Sutton's 'Do-Better' Talk Works Wonders Again
That's when Sutton, who's been known to work an oratory miracle or twohe likes to call them "do-better" talkswent to work.
"At halftime, I got after our players pretty good," Sutton said. "Our guards were 5-18 in the first half, and we played very much like we had played at times during the middle of the year. We did not allow the offense to come to us. We didn't attack the zone. We didn't get the ball inside nearly enough."
So he let the team know that, in no uncertain terms, and it worked to perfection.
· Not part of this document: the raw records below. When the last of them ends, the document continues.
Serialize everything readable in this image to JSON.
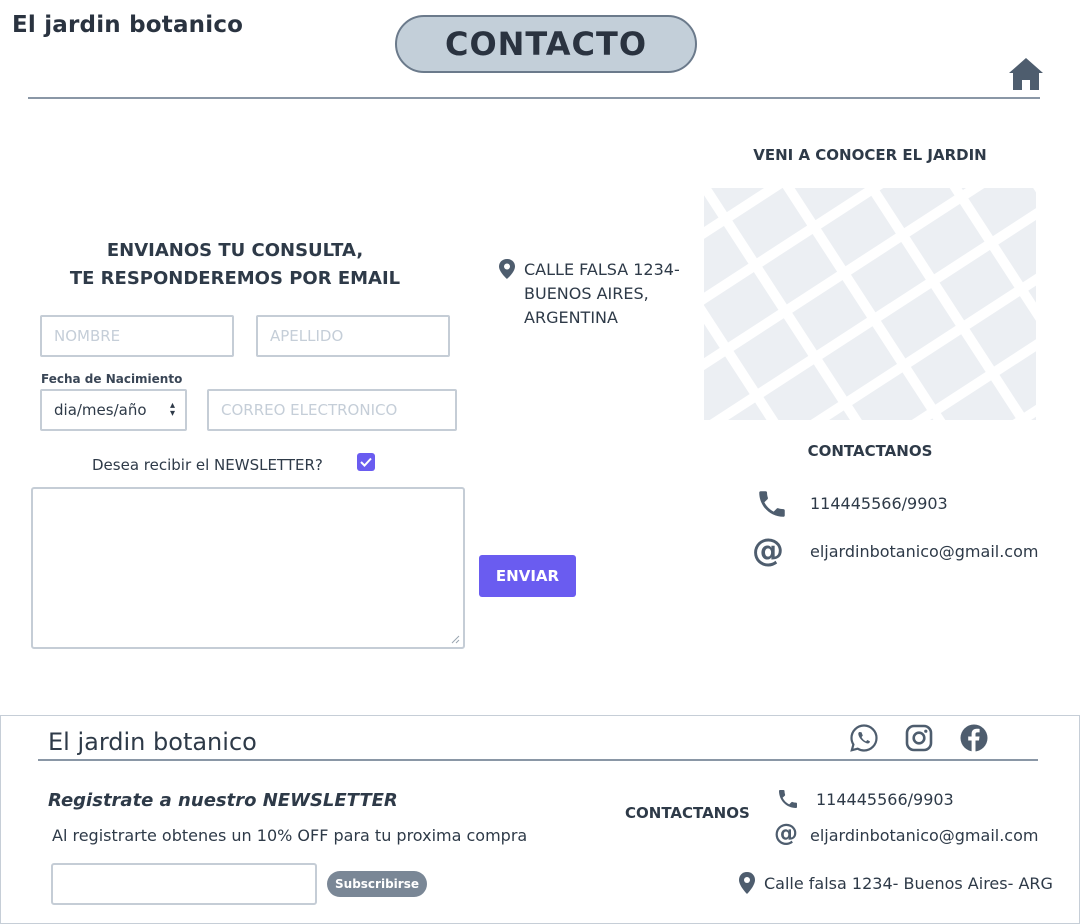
{
  "header": {
    "brand": "El jardin botanico",
    "page_title": "CONTACTO"
  },
  "form": {
    "heading_line1": "ENVIANOS TU CONSULTA,",
    "heading_line2": "TE RESPONDEREMOS POR EMAIL",
    "nombre_placeholder": "NOMBRE",
    "apellido_placeholder": "APELLIDO",
    "fecha_label": "Fecha de Nacimiento",
    "fecha_value": "dia/mes/año",
    "correo_placeholder": "CORREO ELECTRONICO",
    "newsletter_label": "Desea  recibir el NEWSLETTER?",
    "newsletter_checked": true,
    "message_value": "",
    "submit_label": "ENVIAR"
  },
  "address": {
    "line1": "CALLE FALSA 1234-",
    "line2": "BUENOS AIRES,",
    "line3": "ARGENTINA"
  },
  "visit": {
    "heading": "VENI A CONOCER EL JARDIN"
  },
  "contact": {
    "heading": "CONTACTANOS",
    "phone": "114445566/9903",
    "email": "eljardinbotanico@gmail.com"
  },
  "footer": {
    "brand": "El jardin botanico",
    "newsletter_title": "Registrate a nuestro NEWSLETTER",
    "newsletter_sub": "Al registrarte obtenes un 10% OFF para tu proxima compra",
    "subscribe_input_value": "",
    "subscribe_label": "Subscribirse",
    "contact_heading": "CONTACTANOS",
    "phone": "114445566/9903",
    "email": "eljardinbotanico@gmail.com",
    "address": "Calle falsa 1234- Buenos Aires- ARG",
    "social_icons": [
      "whatsapp-icon",
      "instagram-icon",
      "facebook-icon"
    ]
  },
  "colors": {
    "accent": "#6a5cf0",
    "title_pill": "#c3cfd9",
    "text": "#2e3a48",
    "icon": "#4e5d6e"
  }
}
"In the past, Coach might have gotten on us pretty hard and we'd draw up in our shell," Chapman said. "And we wanted to win this game so bad, we knew that we were gonna have to go out and listen to what he said, go out there and put it to use. We just want to win, and we're willing to do what ever it takes to win."
UK-LSU Note & Quotes
LSU's Dale Brown said in his postgame press conference that he believes Kentucky what in takes to win the national title. . .on one condition: That the Wildcats don't meet the Tigers in the NCAA tournament. "I think Kentucky can be the national champions," Brown said, "unless they play us in a tournament. We might have a chance to knock 'em off if we do get a bid, which I'm hoping we do." . . .LSU did sneak by, of course, and did receive a bid to the NCAAs. And Brown says that although his club played its best against the 'Cats and came up short, don't count them out. "We played as well as we could today, but we haven't peaked yet," Brown said with a hearty laugh, although he quickly added that he wasn't kidding. "I'm serious. I think they're getting more confidence. These last two games (against Vandy and UK) we've played really great ball.". . .If you can stand it, just one more word from Brown, this time on Eddie Sutton's club: "He's not only got by far the best talent in the league, and no one's even close, his second team is as good as any team in the league. And that's a compliment to their recruiting and also a compliment to him." . . .For the second consecutive night, Kentucky shot better than 50 percent from the field. The hot-shooting 'Cats converted 33 of 61 attempts for 54.1 percent. . .In contrast to the Ole Miss game, when Eddie Sutton was able to use 12 players, the UK coach was only able to get seven players into action. Guards Rex Chapman and Ed Davender each played the full 40 minutes, while Winston Bennett and Eric Manuel played 38 and 36 minutes, respectively. . .Kentucky didn't exactly set the world on fire in three-point shooting in the first half, hitting just three of 11 bonus babies for 27.3 percent, but in the second half, when it counted, UK made all four of its attempts. Manuel's was perhaps the biggest, and Chapman also made three from long range in the second half.